The last man on the Moon and the oldest icon of the first pope separated by all the state flowers of the United States. Image 11.5”x8.5” Acid free ink on 11x14” Bristol paper. 2016

With an image of the last battle of the French and Indian War on the horizon, the first image of Mars form Mars is obscured by examples of German butterflies. Image 11.5”x8.5” Acid free ink on 11x14” Bristol paper. 2016

The Topographical Project:

 

Soon we will inhabit Mars and use its water for oxygen and fuel. One of the most famous images from Mars is the photo “Face on Mars” . This photo of a Martian mountain looks like a human face but after a 3D scan of the surface it turns out to be just a mountain formed by erosion. 

Like the face on Mars, consider the paintings as topographical views of 2D maps. The 2D maps, in this case, are previously painted timelines of random information. These were scanned and then cut 3D using a CNC router. I then repainted them like the original. 

Like the Face on Mars we can see a more truer since of those timeline moments as complex locations we all share or simply enjoy the abstracted aesthetic result of the random

"Topographical view of four occurrences of Kermit floating above colors of the most recent Super Bowl sponsors with a far away image of the last battle of the American Revolutionary war."

 

High density urethane CNC routed and painted with auto enamel.

Dimensions: 30 x 40 x 2 2019

"Topographical view of the concept of the Loch Ness monster and the colors of everyTriple Crown winner seen organized using the Law of Superposition which are obscured by 9 iron men and 15 Chinese flags."

 

- High density urethane CNC router and auto enamel Dimensions: 30 x 40 x 2 2019

“The New Narrative" paintings continue utilizing a time line for compositional arrangement.  The information or data which is represented is organized top to bottom and back to front to signify subject matter’s relationship to each other’s location on the historical timeline.
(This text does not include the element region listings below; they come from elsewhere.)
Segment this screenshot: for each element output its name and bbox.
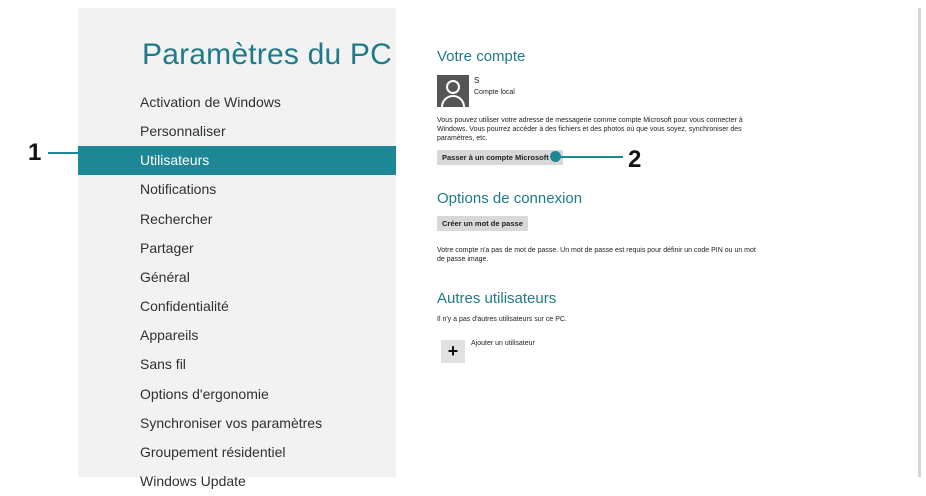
callout-dot-1: [117, 147, 128, 158]
settings-title: Paramètres du PC: [142, 38, 392, 71]
user-head-shape: [446, 80, 460, 94]
nav-item[interactable]: Options d'ergonomie: [78, 380, 396, 409]
nav-item[interactable]: Général: [78, 263, 396, 292]
nav-item[interactable]: Rechercher: [78, 205, 396, 234]
account-section-title: Votre compte: [437, 48, 526, 65]
no-other-users-text: Il n'y a pas d'autres utilisateurs sur c…: [437, 316, 567, 323]
account-user-type: Compte local: [474, 89, 515, 96]
add-user-label[interactable]: Ajouter un utilisateur: [471, 340, 535, 347]
sign-in-options-title: Options de connexion: [437, 190, 583, 207]
account-user-name: S: [474, 76, 480, 85]
callout-line-2: [560, 156, 623, 158]
settings-navigation-pane: Paramètres du PC Activation de Windows Pe…: [78, 8, 396, 489]
callout-line-1: [48, 152, 123, 154]
callout-dot-2: [550, 151, 561, 162]
user-avatar: [437, 75, 469, 107]
nav-item[interactable]: Confidentialité: [78, 292, 396, 321]
nav-item[interactable]: Personnaliser: [78, 117, 396, 146]
callout-number-2: 2: [628, 146, 642, 173]
switch-microsoft-account-button[interactable]: Passer à un compte Microsoft: [437, 150, 563, 165]
nav-item[interactable]: Appareils: [78, 321, 396, 350]
password-note: Votre compte n'a pas de mot de passe. Un…: [437, 247, 756, 263]
add-user-icon[interactable]: +: [441, 340, 465, 363]
nav-item[interactable]: Windows Update: [78, 467, 396, 496]
account-description: Vous pouvez utiliser votre adresse de me…: [437, 117, 743, 142]
other-users-title: Autres utilisateurs: [437, 290, 557, 307]
nav-item[interactable]: Notifications: [78, 175, 396, 204]
user-body-shape: [441, 95, 465, 107]
scrollbar[interactable]: [918, 8, 921, 477]
nav-item[interactable]: Groupement résidentiel: [78, 438, 396, 467]
nav-item[interactable]: Partager: [78, 234, 396, 263]
callout-number-1: 1: [28, 139, 42, 166]
create-password-button[interactable]: Créer un mot de passe: [437, 216, 528, 231]
nav-item[interactable]: Sans fil: [78, 350, 396, 379]
nav-item[interactable]: Activation de Windows: [78, 88, 396, 117]
nav-item[interactable]: Synchroniser vos paramètres: [78, 409, 396, 438]
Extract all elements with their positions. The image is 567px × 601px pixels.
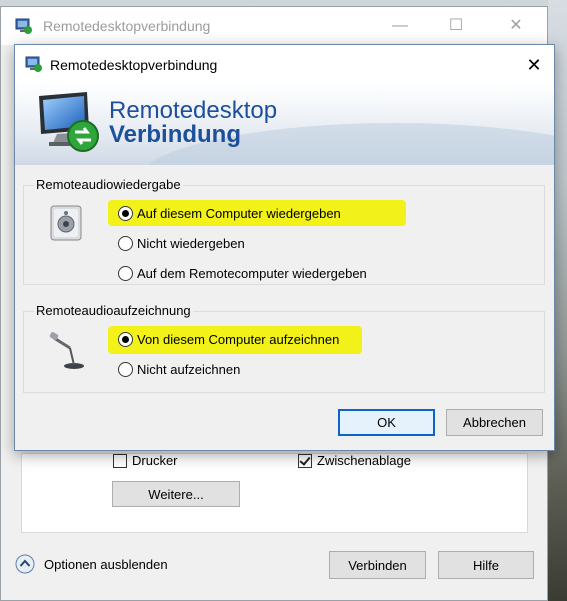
- banner-title-line2: Verbindung: [109, 121, 241, 148]
- play-on-remote-computer-radio[interactable]: [118, 266, 133, 281]
- options-toggle-label[interactable]: Optionen ausblenden: [44, 557, 168, 572]
- play-on-this-computer-label[interactable]: Auf diesem Computer wiedergeben: [137, 206, 341, 221]
- main-titlebar: Remotedesktopverbindung — ☐ ✕: [1, 7, 547, 45]
- dialog-titlebar: Remotedesktopverbindung ✕: [15, 45, 554, 83]
- local-resources-panel: [21, 453, 528, 533]
- dialog-banner: Remotedesktop Verbindung: [15, 83, 554, 165]
- audio-playback-group: Remoteaudiowiedergabe Auf diesem Compute…: [23, 177, 545, 285]
- dialog-title: Remotedesktopverbindung: [50, 57, 218, 73]
- maximize-button[interactable]: ☐: [444, 15, 468, 37]
- microphone-icon: [49, 332, 84, 369]
- do-not-play-label[interactable]: Nicht wiedergeben: [137, 236, 245, 251]
- do-not-record-label[interactable]: Nicht aufzeichnen: [137, 362, 240, 377]
- do-not-play-radio[interactable]: [118, 236, 133, 251]
- more-button[interactable]: Weitere...: [112, 481, 240, 507]
- clipboard-checkbox-label: Zwischenablage: [317, 453, 411, 468]
- main-window-title: Remotedesktopverbindung: [43, 18, 211, 34]
- printer-checkbox[interactable]: [113, 454, 127, 468]
- cancel-button[interactable]: Abbrechen: [446, 409, 543, 436]
- record-from-this-computer-radio[interactable]: [118, 332, 133, 347]
- speaker-icon: [50, 205, 82, 241]
- checkmark-icon: [299, 454, 311, 466]
- minimize-button[interactable]: —: [388, 15, 412, 37]
- audio-recording-group: Remoteaudioaufzeichnung Von diesem Compu…: [23, 303, 545, 393]
- remote-desktop-monitor-icon: [39, 92, 99, 152]
- audio-settings-dialog: Remotedesktopverbindung ✕ Remotedesktop …: [14, 44, 555, 451]
- remote-desktop-icon: [15, 18, 32, 34]
- play-on-remote-computer-label[interactable]: Auf dem Remotecomputer wiedergeben: [137, 266, 367, 281]
- dialog-close-button[interactable]: ✕: [520, 53, 548, 77]
- record-from-this-computer-label[interactable]: Von diesem Computer aufzeichnen: [137, 332, 339, 347]
- help-button[interactable]: Hilfe: [438, 551, 534, 579]
- close-button[interactable]: ✕: [504, 15, 528, 37]
- remote-desktop-icon: [25, 56, 42, 72]
- audio-playback-group-title: Remoteaudiowiedergabe: [34, 177, 183, 192]
- do-not-record-radio[interactable]: [118, 362, 133, 377]
- ok-button[interactable]: OK: [338, 409, 435, 436]
- play-on-this-computer-radio[interactable]: [118, 206, 133, 221]
- clipboard-checkbox[interactable]: [298, 454, 312, 468]
- audio-recording-group-title: Remoteaudioaufzeichnung: [34, 303, 193, 318]
- connect-button[interactable]: Verbinden: [329, 551, 426, 579]
- collapse-options-icon[interactable]: [15, 554, 35, 574]
- printer-checkbox-label: Drucker: [132, 453, 178, 468]
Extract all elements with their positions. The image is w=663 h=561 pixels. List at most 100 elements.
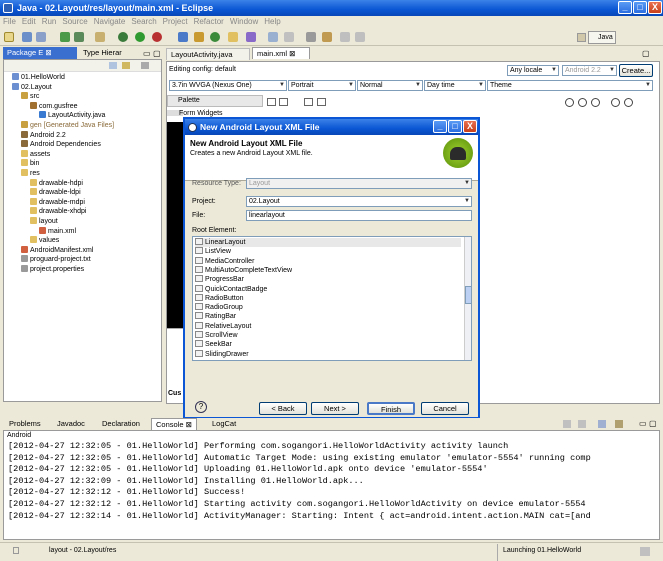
root-element-item[interactable]: RadioGroup: [195, 303, 461, 312]
tab-problems[interactable]: Problems: [5, 418, 45, 430]
root-element-item[interactable]: RatingBar: [195, 312, 461, 321]
search-icon[interactable]: [246, 32, 256, 42]
external-tools-icon[interactable]: [152, 32, 162, 42]
tree-item[interactable]: 02.Layout: [12, 82, 52, 93]
tree-item[interactable]: gen [Generated Java Files]: [21, 121, 114, 131]
zoom-in-icon[interactable]: [611, 98, 620, 107]
project-select[interactable]: 02.Layout: [246, 196, 472, 207]
new-icon[interactable]: [4, 32, 14, 42]
tab-package-explorer[interactable]: Package E ⊠: [3, 47, 77, 59]
menu-file[interactable]: File: [0, 16, 19, 28]
tree-item[interactable]: Android Dependencies: [21, 140, 101, 150]
save-icon[interactable]: [22, 32, 32, 42]
api-select[interactable]: Android 2.2: [562, 65, 617, 76]
tab-logcat[interactable]: LogCat: [208, 418, 240, 430]
progress-icon[interactable]: [640, 547, 650, 556]
back-arrow-icon[interactable]: [340, 32, 350, 42]
prev-annotation-icon[interactable]: [306, 32, 316, 42]
zoom-out-icon[interactable]: [565, 98, 574, 107]
fill-height-icon[interactable]: [317, 98, 326, 106]
tree-item[interactable]: AndroidManifest.xml: [21, 245, 93, 256]
root-element-item[interactable]: ListView: [195, 247, 461, 256]
forward-arrow-icon[interactable]: [355, 32, 365, 42]
mode-select[interactable]: Normal: [357, 80, 423, 91]
menu-edit[interactable]: Edit: [19, 16, 39, 28]
tree-item[interactable]: LayoutActivity.java: [39, 111, 105, 121]
tree-item[interactable]: drawable-mdpi: [30, 197, 85, 208]
minimize-console-icon[interactable]: ▭: [639, 419, 647, 428]
menu-refactor[interactable]: Refactor: [191, 16, 227, 28]
scrollbar-thumb[interactable]: [465, 286, 471, 304]
last-edit-icon[interactable]: [322, 32, 332, 42]
root-element-list[interactable]: LinearLayout ListView MediaController Multi…: [192, 236, 472, 361]
tab-type-hierarchy[interactable]: Type Hierar: [79, 47, 135, 59]
lint-icon[interactable]: [95, 32, 105, 42]
cancel-button[interactable]: Cancel: [421, 402, 469, 415]
root-element-item[interactable]: MultiAutoCompleteTextView: [195, 265, 461, 275]
maximize-editor-icon[interactable]: ▢: [642, 49, 650, 58]
root-element-item[interactable]: MediaController: [195, 256, 461, 266]
toggle-mark-icon[interactable]: [268, 32, 278, 42]
tree-item[interactable]: assets: [21, 149, 50, 160]
open-console-icon[interactable]: [615, 420, 623, 428]
tab-declaration[interactable]: Declaration: [98, 418, 144, 430]
device-select[interactable]: 3.7in WVGA (Nexus One): [169, 80, 287, 91]
maximize-view-icon[interactable]: ▢: [153, 49, 161, 58]
next-annotation-icon[interactable]: [284, 32, 294, 42]
daytime-select[interactable]: Day time: [424, 80, 486, 91]
tab-main-xml[interactable]: main.xml ⊠: [252, 47, 310, 59]
tab-console[interactable]: Console ⊠: [151, 418, 197, 430]
menu-project[interactable]: Project: [160, 16, 191, 28]
tree-item[interactable]: src: [21, 92, 39, 102]
java-perspective-button[interactable]: Java: [588, 31, 616, 44]
print-icon[interactable]: [36, 32, 46, 42]
menu-help[interactable]: Help: [261, 16, 283, 28]
window-titlebar[interactable]: Java - 02.Layout/res/layout/main.xml - E…: [0, 0, 663, 16]
tree-item[interactable]: drawable-hdpi: [30, 178, 83, 189]
root-element-item[interactable]: ScrollView: [195, 331, 461, 340]
tree-item[interactable]: Android 2.2: [21, 130, 66, 141]
dialog-minimize-button[interactable]: _: [433, 120, 447, 133]
zoom-100-icon[interactable]: [624, 98, 633, 107]
menu-window[interactable]: Window: [227, 16, 261, 28]
tree-item[interactable]: layout: [30, 217, 58, 227]
dialog-maximize-button[interactable]: □: [448, 120, 462, 133]
tree-item[interactable]: drawable-xhdpi: [30, 207, 86, 217]
run-icon[interactable]: [135, 32, 145, 42]
collapse-all-icon[interactable]: [109, 62, 117, 69]
tab-javadoc[interactable]: Javadoc: [53, 418, 89, 430]
close-button[interactable]: X: [648, 1, 662, 14]
avd-manager-icon[interactable]: [74, 32, 84, 42]
dialog-close-button[interactable]: X: [463, 120, 477, 133]
minimize-button[interactable]: _: [618, 1, 632, 14]
clear-console-icon[interactable]: [578, 420, 586, 428]
maximize-console-icon[interactable]: ▢: [649, 419, 657, 428]
file-input[interactable]: linearlayout: [246, 210, 472, 221]
root-element-item[interactable]: RelativeLayout: [195, 321, 461, 331]
palette-header[interactable]: Palette: [167, 95, 263, 107]
theme-select[interactable]: Theme: [487, 80, 653, 91]
fast-view-icon[interactable]: [13, 547, 19, 554]
tree-item[interactable]: 01.HelloWorld: [12, 73, 65, 83]
next-button[interactable]: Next >: [311, 402, 359, 415]
layout-toggle-icon[interactable]: [267, 98, 276, 106]
tree-item[interactable]: values: [30, 236, 59, 246]
resource-type-select[interactable]: Layout: [246, 178, 472, 189]
new-java-project-icon[interactable]: [178, 32, 188, 42]
root-element-item[interactable]: LinearLayout: [195, 238, 461, 247]
console-action-icon[interactable]: [563, 420, 571, 428]
debug-icon[interactable]: [118, 32, 128, 42]
create-config-button[interactable]: Create...: [619, 64, 653, 77]
link-editor-icon[interactable]: [122, 62, 130, 69]
tab-layoutactivity[interactable]: LayoutActivity.java: [166, 48, 250, 60]
maximize-button[interactable]: □: [633, 1, 647, 14]
root-element-item[interactable]: SeekBar: [195, 340, 461, 349]
root-element-item[interactable]: QuickContactBadge: [195, 284, 461, 294]
view-menu-icon[interactable]: [141, 62, 149, 69]
minimize-view-icon[interactable]: ▭: [143, 49, 151, 58]
root-element-item[interactable]: SlidingDrawer: [195, 349, 461, 359]
tree-item[interactable]: bin: [21, 159, 39, 169]
zoom-fit-icon[interactable]: [591, 98, 600, 107]
pin-console-icon[interactable]: [598, 420, 606, 428]
menu-run[interactable]: Run: [39, 16, 60, 28]
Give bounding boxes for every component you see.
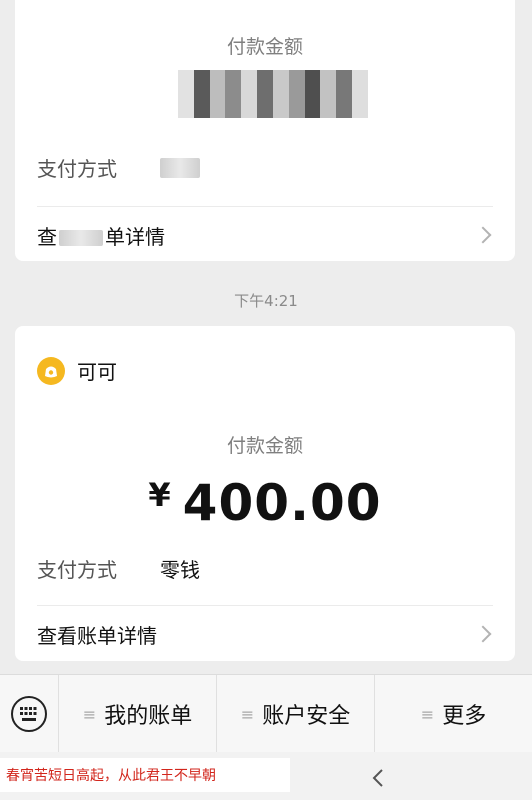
chevron-right-icon xyxy=(474,226,492,244)
menu-lines-icon: ≡ xyxy=(240,704,255,724)
menu-item-label: 更多 xyxy=(442,704,487,729)
menu-item-label: 账户安全 xyxy=(262,704,351,729)
payment-method-label: 支付方式 xyxy=(37,157,117,181)
menu-lines-icon: ≡ xyxy=(82,704,97,724)
chevron-left-icon xyxy=(372,769,383,787)
bottom-menu-bar: ≡ 我的账单 ≡ 账户安全 ≡ 更多 xyxy=(0,674,532,753)
view-bill-details-row[interactable]: 查看账单详情 xyxy=(37,614,493,654)
menu-my-bills[interactable]: ≡ 我的账单 xyxy=(58,675,216,753)
view-bill-details-label: 查看账单详情 xyxy=(37,623,157,648)
payment-card-previous: 付款金额 支付方式 查单详情 xyxy=(15,0,515,261)
sender-name: 可可 xyxy=(77,360,117,384)
divider xyxy=(37,206,493,207)
menu-more[interactable]: ≡ 更多 xyxy=(374,675,532,753)
poem-overlay-text: 春宵苦短日高起，从此君王不早朝 xyxy=(0,758,290,792)
message-timestamp: 下午4:21 xyxy=(234,292,298,310)
sender-row: 可可 xyxy=(37,356,117,385)
obscured-amount xyxy=(178,70,368,118)
keyboard-toggle-button[interactable] xyxy=(0,675,58,753)
payment-method-label: 支付方式 xyxy=(37,558,117,582)
divider xyxy=(37,605,493,606)
view-bill-details-label: 查单详情 xyxy=(37,224,165,249)
amount-label: 付款金额 xyxy=(226,435,303,457)
amount-value: 400.00 xyxy=(182,474,382,532)
back-button[interactable] xyxy=(366,766,390,790)
view-bill-details-row[interactable]: 查单详情 xyxy=(37,215,493,255)
amount-label: 付款金额 xyxy=(226,36,303,58)
menu-account-security[interactable]: ≡ 账户安全 xyxy=(216,675,374,753)
chevron-right-icon xyxy=(474,625,492,643)
wallet-icon xyxy=(37,356,65,385)
keyboard-icon xyxy=(11,696,47,732)
currency-symbol: ¥ xyxy=(148,476,171,514)
obscured-payment-method xyxy=(160,154,200,178)
menu-item-label: 我的账单 xyxy=(104,704,193,729)
payment-amount: ¥400.00 xyxy=(15,474,515,532)
payment-method-value: 零钱 xyxy=(160,558,200,582)
menu-lines-icon: ≡ xyxy=(420,704,435,724)
payment-card: 可可 付款金额 ¥400.00 支付方式 零钱 查看账单详情 xyxy=(15,326,515,661)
The tradition within painting’s golden age hold the forms of portrait, landscape and still life and are intentionally referenced through similar types of subject matter and made from similar materials but updated with contemporary color and light. The shift or oscillation from the previous abstract work, which included the same sorts of data like history, myth, mass culture and science, to works containing more realism nourishes my curiosity about the direction of my painting practice and offers new audiences, uninitiated to my abstraction, an opportunity to join the discourse.

“With a Hello Kitty horizon, a collection of South American butterflies obscures the first image of Mars from Mars.”  2020  oil on linen  24x30 

 “With Wonder Woman on the horizon, the national flowers of India and Pakistan cushion the leg bone of Evel Knievel.”  2020 oil on linen 24x30”

 “ The first image of Mickey Mouse came before this collection of Archaic stone tools.”  2020 oil on linens 24x30

In Conclusion

The work of Ron Laboray has been exhibited in museums, special project spaces, and galleries in cities such as New York, Los Angeles, Chicago, Miami, Memphis, St. Louis , Budapest, Taiwan, Ireland and Japan.  Laboray's art merges abstract painting and drawing with a pseudoscientific method to create a growing visual archive of popular culture. His method appropriates existing laws found in science, like the Law of Superposition, and invents strategies like the Law of Temporal Clarity to assist in his making process. The materials and forms he uses include poured plastic, sprayed auto urethane on aluminum, interactive animations and films made with robots., synthetic felt and fabrics.  He sees these mediums and processes tied metaphorically to popular culture. In his work, the visual language of abstraction supports a color-coded archive of data revealing the identity of place and memory based on globalized mass culture elements like television, movies, comic books, fast food logos and junk mail advertising and Internet search engines.